[thaumasiotes]

> but I always had a different understanding of the “thundering herd” problem; that is, if a service is down for whatever reason, and it’s brought back online, it immediately grinds to a halt again because there are a bazillion requests waiting to be handled.

That... doesn't have much to do with the thundering herd problem. It also doesn't make much sense as a concept on its own merits -- say you come in to work and your inbox is full enough for three inboxes. Does that fact, in itself, mean that you decide you're done for the day? No, it just means you have a much longer queue to work through than usual.

The thundering herd problem refers to what happens when (1) a bunch of agents come to you for something while you're busy; (2) you tell them all "I'm busy, go away and come back later"; and (3) the come-back-later time you give to each of them is identical, so they all come back simultaneously.

And that's exactly what's happening here, except that instead of giving each worker thread a come-back-later time when it asks for work, you're receiving work, sending out individual messages to every worker saying "hey, I'm not busy anymore, come back RIGHT NOW and get some more work", and then rejecting all but one of the thundering herd that shows up. The reason the Gunicorn docs and the uWSGI docs both refer to this as a "thundering herd" problem is that it's a near-perfect match for the problem prototype. The only difference is that, instead of giving out identical come-back-later times to worker threads as they ask you for work, you tell them to wait for a notification that includes a come-back-later time, and then when you get one piece of work you fire off that notification separately to every sleeping thread, including identical come-back-later times in each one.

[toast0]

> That... doesn't have much to do with the thundering herd problem. It also doesn't make much sense as a concept on its own merits -- say you come in to work and your inbox is full enough for three inboxes. Does that fact, in itself, mean that you decide you're done for the day? No, it just means you have a much longer queue to work through than usual.

If my SLA is 24 hour response time, and the inbox is FIFO, and I can't drop old messages, I'm most likely not hitting the SLA. If they all came in overnight, I'll hit the SLA for day 1, but I will be busy all of day 2 and 3 and never respond on time. If after day 1, I get a days worth of messages every day, I'll never catch up.

[thaumasiotes]

OK. But that's not a problem of a thundering herd.
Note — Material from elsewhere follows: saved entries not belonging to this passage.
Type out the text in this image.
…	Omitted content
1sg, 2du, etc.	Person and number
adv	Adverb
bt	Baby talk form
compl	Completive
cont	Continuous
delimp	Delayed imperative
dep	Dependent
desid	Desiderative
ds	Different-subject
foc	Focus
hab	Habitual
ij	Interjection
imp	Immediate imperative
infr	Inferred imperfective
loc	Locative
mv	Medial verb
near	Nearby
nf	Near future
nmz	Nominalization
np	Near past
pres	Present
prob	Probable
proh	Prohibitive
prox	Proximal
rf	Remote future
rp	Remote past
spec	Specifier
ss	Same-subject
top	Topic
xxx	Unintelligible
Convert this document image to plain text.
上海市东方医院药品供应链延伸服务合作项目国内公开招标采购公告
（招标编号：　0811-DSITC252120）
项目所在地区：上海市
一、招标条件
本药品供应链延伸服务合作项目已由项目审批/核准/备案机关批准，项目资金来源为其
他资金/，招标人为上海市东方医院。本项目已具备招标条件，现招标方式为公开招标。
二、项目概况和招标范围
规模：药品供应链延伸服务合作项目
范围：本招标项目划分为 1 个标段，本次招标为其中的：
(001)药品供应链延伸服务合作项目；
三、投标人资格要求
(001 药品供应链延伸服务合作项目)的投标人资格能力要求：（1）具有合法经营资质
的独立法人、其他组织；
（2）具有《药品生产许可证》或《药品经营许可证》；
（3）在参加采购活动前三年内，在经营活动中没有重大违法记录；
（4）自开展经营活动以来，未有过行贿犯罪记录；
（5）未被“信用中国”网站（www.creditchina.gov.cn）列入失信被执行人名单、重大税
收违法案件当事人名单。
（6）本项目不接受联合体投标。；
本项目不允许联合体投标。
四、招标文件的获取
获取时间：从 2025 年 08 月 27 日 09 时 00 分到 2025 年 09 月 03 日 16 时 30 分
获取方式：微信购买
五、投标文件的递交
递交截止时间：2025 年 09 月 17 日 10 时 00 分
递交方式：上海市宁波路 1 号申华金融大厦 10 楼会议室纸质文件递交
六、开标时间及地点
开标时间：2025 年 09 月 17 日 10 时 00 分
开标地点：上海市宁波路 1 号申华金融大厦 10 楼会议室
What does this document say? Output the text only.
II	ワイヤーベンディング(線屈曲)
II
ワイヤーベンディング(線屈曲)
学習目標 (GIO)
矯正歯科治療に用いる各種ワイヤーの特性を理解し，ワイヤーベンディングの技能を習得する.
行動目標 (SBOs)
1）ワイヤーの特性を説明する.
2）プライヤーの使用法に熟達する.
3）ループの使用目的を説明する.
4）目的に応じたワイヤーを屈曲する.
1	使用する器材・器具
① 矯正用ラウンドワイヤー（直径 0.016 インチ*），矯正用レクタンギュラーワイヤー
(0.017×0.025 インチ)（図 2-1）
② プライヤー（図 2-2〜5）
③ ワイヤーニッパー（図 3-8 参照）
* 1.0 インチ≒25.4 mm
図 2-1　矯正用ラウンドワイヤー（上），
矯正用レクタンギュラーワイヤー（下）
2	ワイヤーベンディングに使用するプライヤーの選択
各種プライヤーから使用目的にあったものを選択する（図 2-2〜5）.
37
It's a problem that you have more incoming work than you are theoretically able to handle even if you stay in continuous operation. Your problem is solved by adding the capacity to do more work. The thundering herd is solved by purposefully desynchronizing incoming work requests.

[toast0]

Oh, I agree it's not thundering herd, but it is a real problem. Especially if you start getting retries after the first requests timed out. Some sort of backoff with jitter to avoid synchronized retries helps, but what really helps is dropping or not accepting requests when the processing will not be timely. That's simple to say, but not always simple to do.

Adding capacity is also simple to say, but not always simple to do. And there can be a large difference between the capacity needed to handle a cold start at peak vs the capacity needed for peak under regular operations.